Jobs in STEM fields are projected to double their growth rates from the last decade to the next, but African Americans are significantly underrepresented in STEM workforce participation. Pew Research shows that only 6 percent of the life sciences workforce is African American, while 13 percent of the U.S. population is African American. These low numbers cannot be solely explained by individual choices and have been shown to be exacerbated by challenges such as “chilly” workplace climates experienced by African Americans who enter the field.
How can Black people resist absorbing negative messages they encounter in STEM? How can the academic community in the life sciences be more aware and inclusive? The virtual Lab-to-Table Conversation at 11 a.m. on Feb. 27 will discuss some of the challenges that Black trainees and faculty face in their fields of study and the strategies they have used to be successful in the face of these challenges. They will also discuss how inclusion and equity can increase representation and bolster the upward trajectory of Black scientists.

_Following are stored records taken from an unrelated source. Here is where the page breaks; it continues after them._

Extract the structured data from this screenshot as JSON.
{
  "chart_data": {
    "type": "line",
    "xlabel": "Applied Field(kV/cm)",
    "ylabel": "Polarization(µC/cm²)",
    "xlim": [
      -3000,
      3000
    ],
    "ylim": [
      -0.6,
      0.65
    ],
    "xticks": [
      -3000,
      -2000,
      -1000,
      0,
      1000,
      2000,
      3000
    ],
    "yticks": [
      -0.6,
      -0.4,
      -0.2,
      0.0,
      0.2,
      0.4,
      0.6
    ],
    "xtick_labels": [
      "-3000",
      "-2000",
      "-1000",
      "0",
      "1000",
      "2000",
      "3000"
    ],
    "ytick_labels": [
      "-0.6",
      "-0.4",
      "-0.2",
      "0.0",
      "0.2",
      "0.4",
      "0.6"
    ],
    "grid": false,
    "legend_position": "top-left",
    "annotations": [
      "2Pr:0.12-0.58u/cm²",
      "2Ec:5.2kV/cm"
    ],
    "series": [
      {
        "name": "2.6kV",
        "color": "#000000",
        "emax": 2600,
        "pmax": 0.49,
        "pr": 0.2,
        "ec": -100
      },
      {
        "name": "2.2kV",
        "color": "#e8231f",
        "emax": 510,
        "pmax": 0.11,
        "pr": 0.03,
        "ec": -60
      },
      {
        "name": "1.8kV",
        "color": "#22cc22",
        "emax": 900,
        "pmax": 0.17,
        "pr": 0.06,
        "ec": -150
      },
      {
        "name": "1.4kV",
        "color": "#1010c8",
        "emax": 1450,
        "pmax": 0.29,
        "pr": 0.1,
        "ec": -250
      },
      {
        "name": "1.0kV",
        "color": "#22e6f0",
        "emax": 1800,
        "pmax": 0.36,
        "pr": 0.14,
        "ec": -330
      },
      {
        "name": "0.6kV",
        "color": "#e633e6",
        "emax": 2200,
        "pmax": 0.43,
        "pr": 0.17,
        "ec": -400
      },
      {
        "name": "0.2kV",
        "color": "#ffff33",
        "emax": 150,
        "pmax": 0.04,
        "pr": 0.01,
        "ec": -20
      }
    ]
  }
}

Felysha Jenkins, assistant dean of diversity, equity and inclusion, will delve into these questions and more with the panel, hosted by the Vanderbilt University School of Medicine Basic Sciences. The discussion will provide tips and tools to current students, faculty and staff and give examples of how the environment—and the people within it—can lead to a hospitable climate for Black scientists.
The event will feature the following panelists:
- Lillian Brady – incoming assistant professor, psychiatry and behavioral neurobiology, University of Alabama at Birmingham; research instructor, Vanderbilt University
- Breonte Guy – associate professor of psychological sciences at Winston-Salem State University
- Ebony McGee – professor of education, diversity and STEM (science, technology, engineering and mathematics) education, Department of Teaching and Learning
- Steven Townsend – Stevenson Professor of Chemistry and professor of pathology, microbiology and immunology
The event is free, virtual and open to the public. Registration is required.